Galinhas, cavalos, bois, cachorros e porcos, bem como espécies selvagens - gambás, capivaras, cachorros-do-mato, coelhos, tatus e cobras. Estes são os principais animais hospedeiros do carrapato-estrela que, quando contaminado pela bactéria Rickettsia rickettsii, pode transmitir a febre maculosa ao picar a pessoa. Para trabalhadores, produtores rurais e familiares que convivem mais de perto com o perigo, todo cuidado é pouco, alerta a médica Norico Misuta, chefe da Secção de Epidemiologia da 15º Regional de Saúde (RS), em Apucarana.

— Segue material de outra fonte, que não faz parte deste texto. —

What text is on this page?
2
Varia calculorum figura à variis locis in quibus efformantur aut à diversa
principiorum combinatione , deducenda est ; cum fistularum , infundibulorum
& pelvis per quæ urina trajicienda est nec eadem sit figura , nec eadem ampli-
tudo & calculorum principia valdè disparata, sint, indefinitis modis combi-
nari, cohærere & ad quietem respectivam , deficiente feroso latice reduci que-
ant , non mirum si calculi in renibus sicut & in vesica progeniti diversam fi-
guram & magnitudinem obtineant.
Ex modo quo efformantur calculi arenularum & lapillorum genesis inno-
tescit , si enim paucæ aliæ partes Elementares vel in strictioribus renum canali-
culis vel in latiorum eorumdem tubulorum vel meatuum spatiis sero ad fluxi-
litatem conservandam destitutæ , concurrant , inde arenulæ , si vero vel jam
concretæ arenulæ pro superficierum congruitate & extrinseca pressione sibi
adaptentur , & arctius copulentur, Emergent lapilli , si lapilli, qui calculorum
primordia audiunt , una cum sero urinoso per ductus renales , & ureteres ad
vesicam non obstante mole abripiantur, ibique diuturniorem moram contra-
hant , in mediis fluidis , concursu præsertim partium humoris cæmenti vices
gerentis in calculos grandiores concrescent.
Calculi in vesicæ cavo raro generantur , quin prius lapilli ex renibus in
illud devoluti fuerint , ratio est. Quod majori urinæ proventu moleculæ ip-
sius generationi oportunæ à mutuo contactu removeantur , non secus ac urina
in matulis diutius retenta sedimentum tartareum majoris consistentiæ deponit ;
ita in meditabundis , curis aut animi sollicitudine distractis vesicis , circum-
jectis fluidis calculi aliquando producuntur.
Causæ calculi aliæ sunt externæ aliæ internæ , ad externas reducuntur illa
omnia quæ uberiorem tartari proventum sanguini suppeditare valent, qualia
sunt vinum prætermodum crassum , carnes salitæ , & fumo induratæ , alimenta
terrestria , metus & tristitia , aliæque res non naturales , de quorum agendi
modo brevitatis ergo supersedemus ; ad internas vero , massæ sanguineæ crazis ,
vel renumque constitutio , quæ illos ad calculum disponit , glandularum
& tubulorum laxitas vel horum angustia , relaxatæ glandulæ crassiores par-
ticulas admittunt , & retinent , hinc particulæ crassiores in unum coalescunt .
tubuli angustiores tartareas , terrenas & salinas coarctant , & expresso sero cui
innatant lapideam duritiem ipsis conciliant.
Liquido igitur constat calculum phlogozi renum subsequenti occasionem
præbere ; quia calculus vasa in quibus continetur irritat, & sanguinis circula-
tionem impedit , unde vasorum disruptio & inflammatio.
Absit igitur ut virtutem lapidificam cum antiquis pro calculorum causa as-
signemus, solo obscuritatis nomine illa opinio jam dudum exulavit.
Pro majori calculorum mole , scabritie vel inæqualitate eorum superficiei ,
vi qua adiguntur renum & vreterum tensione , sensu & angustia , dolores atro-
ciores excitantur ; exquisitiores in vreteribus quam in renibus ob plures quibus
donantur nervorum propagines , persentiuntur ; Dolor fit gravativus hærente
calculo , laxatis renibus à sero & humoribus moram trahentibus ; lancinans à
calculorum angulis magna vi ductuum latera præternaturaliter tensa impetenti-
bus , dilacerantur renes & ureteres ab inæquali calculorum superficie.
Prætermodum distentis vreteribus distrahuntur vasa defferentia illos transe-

Segundo o médico-veterinário Dirceu Vedovello Filho, chefe da Secção de Ação sobre o Meio da 15º RS, embora o Paraná não tenha situação endêmica da doença, tal como acontece na região de Piracicaba, interior paulista, mesmo assim as pessoas, especialmente no meio rural ou que frequentem parques públicos onde haja animais hospedeiros , devem ficar muito atentas. ''Até cães podem ser eventualmente contaminados pelo carrapato transmissor da doença'', adverte. No Paraná, oficialmente, foi constatado apenas um caso. Envolve um homem de 47 anos infectado num haras de São José dos Pinhais, Região Metropolitana de Curitiba (RMC).
O que é? A febre maculosa popularmente conhecida como febre do carrapato trata-se de infecção aguda provocada pela bactéria Rickettsia rickettsii. A transmissão ao homem acontece por meio do carrapato que ocasionalmente carrega esta bactéria em suas glândulas salivares.

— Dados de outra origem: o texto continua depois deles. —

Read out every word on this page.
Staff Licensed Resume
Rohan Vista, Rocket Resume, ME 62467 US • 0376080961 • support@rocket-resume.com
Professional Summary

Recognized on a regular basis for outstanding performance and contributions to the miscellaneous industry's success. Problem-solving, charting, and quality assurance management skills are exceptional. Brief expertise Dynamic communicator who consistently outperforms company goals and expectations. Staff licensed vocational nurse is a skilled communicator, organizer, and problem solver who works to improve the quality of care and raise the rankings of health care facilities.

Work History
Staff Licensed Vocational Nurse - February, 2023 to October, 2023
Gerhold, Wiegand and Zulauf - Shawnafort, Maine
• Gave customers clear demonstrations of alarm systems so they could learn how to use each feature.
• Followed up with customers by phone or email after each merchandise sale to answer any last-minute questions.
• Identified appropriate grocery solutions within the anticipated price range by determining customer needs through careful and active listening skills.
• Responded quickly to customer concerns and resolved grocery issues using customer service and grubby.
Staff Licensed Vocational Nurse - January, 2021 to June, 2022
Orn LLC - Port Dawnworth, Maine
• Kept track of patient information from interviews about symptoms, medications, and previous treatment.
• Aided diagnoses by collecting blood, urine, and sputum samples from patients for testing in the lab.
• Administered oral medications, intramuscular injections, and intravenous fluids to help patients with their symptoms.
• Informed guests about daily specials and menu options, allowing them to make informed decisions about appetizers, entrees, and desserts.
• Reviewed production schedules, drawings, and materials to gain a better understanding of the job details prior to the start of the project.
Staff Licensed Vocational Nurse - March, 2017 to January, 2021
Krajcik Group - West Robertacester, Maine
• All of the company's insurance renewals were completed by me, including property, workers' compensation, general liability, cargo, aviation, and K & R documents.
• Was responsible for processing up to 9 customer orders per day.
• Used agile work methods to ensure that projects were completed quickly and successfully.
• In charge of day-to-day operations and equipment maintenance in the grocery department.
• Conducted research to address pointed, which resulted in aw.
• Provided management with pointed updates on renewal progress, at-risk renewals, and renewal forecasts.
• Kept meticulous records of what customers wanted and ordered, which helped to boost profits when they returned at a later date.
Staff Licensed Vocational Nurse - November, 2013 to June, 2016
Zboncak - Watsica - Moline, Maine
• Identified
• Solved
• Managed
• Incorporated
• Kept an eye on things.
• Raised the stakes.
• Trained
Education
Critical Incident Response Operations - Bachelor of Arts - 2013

Embora seja uma doença mais comum na zona rural, a Rickettsia sobrevive basicamente dentro das células dos carrapatos. No Brasil, o carrapato mais comum e principal transmissor desta infecção é do tipo Amblyomma cajennense. É também conhecido como ''carrapato-estrela'', ''carrapato de cavalo'' ou ''rodoleiro''. Contamina galinhas, cavalos, bois, cachorros e porcos, bem como animais selvagens: gambás, capivaras, cachorros-do-mato, coelhos, tatus e cobras.

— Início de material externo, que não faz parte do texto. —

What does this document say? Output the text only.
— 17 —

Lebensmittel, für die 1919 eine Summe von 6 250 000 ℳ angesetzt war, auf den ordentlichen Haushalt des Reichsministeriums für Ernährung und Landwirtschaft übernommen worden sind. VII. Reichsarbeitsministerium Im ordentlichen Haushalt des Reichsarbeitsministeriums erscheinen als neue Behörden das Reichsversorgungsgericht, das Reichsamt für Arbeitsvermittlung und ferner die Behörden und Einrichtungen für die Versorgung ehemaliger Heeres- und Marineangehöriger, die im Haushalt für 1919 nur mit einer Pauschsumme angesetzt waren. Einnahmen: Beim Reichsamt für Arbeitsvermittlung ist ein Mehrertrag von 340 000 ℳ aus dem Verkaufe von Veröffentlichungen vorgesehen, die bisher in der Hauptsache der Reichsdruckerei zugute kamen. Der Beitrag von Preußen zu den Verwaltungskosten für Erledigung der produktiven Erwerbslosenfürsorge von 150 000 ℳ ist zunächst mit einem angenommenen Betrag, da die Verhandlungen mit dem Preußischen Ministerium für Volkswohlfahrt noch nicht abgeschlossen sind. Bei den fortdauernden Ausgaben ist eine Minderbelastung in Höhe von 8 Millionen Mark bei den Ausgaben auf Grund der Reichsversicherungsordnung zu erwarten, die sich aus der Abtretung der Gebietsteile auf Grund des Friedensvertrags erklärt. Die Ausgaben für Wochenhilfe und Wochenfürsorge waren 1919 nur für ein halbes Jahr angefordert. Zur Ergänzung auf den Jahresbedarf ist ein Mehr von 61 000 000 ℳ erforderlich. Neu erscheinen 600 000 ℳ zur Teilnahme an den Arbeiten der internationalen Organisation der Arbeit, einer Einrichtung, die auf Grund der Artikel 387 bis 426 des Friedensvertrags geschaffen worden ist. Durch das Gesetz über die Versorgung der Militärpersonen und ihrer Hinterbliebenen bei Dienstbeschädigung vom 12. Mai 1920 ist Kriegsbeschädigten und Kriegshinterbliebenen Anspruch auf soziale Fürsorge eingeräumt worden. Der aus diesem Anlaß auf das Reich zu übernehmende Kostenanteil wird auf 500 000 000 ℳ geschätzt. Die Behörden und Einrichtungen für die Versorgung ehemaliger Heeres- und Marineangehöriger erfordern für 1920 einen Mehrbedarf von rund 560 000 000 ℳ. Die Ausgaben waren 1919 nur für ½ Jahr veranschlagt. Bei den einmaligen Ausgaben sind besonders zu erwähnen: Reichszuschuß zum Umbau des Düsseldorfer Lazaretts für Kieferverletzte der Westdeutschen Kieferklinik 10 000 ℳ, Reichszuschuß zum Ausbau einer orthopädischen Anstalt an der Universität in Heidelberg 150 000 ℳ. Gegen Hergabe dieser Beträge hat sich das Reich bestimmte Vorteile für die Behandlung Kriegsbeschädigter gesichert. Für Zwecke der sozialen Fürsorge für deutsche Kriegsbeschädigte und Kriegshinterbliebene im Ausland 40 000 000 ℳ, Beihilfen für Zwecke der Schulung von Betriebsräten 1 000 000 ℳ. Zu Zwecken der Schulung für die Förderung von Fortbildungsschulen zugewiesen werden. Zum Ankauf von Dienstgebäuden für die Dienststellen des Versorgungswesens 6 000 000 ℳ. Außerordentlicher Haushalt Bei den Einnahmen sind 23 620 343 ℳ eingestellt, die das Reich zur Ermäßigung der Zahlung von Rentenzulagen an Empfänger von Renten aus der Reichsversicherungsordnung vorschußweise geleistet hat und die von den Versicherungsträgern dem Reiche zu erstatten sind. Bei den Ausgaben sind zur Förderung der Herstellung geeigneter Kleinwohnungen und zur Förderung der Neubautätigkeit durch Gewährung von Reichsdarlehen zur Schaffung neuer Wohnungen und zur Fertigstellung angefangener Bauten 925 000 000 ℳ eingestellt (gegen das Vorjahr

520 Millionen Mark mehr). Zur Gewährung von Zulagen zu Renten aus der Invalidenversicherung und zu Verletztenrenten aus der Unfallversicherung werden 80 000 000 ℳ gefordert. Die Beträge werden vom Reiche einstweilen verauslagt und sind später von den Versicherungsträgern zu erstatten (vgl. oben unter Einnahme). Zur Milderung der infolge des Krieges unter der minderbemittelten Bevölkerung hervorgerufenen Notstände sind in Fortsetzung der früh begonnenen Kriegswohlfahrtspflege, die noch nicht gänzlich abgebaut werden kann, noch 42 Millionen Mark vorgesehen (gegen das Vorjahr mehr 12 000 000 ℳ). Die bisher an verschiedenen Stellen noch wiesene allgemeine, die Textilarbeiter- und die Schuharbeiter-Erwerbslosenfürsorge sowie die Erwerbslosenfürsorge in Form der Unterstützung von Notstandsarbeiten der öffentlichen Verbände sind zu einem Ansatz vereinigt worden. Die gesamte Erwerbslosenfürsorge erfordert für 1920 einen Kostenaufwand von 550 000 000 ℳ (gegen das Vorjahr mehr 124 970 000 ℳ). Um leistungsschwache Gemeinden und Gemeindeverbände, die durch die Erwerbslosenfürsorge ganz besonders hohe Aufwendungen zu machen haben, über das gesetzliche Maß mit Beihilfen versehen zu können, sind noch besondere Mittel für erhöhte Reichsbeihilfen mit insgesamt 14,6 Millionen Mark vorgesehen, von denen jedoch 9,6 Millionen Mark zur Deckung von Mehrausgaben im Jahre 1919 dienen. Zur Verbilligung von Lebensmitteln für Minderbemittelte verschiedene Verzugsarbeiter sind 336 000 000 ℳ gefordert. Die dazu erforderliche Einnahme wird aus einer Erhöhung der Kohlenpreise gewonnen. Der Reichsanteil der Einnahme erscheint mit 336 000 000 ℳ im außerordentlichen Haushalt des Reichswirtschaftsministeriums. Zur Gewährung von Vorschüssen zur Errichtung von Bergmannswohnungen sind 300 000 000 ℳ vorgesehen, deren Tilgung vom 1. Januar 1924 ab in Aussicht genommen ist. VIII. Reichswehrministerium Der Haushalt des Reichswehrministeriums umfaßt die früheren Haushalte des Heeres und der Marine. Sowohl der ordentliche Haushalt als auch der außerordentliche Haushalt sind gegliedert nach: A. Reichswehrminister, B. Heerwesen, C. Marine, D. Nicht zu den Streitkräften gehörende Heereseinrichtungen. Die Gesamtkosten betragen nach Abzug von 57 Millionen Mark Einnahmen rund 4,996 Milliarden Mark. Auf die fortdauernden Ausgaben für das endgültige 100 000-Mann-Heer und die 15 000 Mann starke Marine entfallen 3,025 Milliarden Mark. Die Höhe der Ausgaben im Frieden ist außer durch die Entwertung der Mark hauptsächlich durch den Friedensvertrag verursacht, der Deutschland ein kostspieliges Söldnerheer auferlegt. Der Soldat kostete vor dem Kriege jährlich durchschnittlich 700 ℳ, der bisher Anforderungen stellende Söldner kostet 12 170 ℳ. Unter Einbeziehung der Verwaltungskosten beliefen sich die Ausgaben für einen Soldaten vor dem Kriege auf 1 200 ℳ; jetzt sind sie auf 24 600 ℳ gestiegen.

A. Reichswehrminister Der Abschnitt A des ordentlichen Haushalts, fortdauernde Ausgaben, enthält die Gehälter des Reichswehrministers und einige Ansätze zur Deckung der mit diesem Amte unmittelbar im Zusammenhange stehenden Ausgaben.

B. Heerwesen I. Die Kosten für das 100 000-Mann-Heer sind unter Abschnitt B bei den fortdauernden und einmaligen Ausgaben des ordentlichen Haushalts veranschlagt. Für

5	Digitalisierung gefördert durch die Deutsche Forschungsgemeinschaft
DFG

O carrapato infectado pica o hospedeiro e através de sua regurgitação inocula a bactéria na corrente sanguínea do animal ou, com menor frequência, em feridas abertas. No homem, isso não é comum. Para ocorrer a infecção, o carrapato tem que ficar aderido de quatro a seis horas. Mesmo assim, todas as pessoas são sujeitas à infecção.
A doença não é transmissível de uma pessoa infectada para outra por contato físico, nem por saliva, urina ou fezes. A contaminação se dá pela picada do carrapato. Alerta: mais de uma caso pode aparecer na mesma família (ou em pessoas que moram na mesma região) porque foram expostos aos mesmos animais portadores de carrapatos contaminados. Os casos são mais comuns acontecem na primavera e no verão.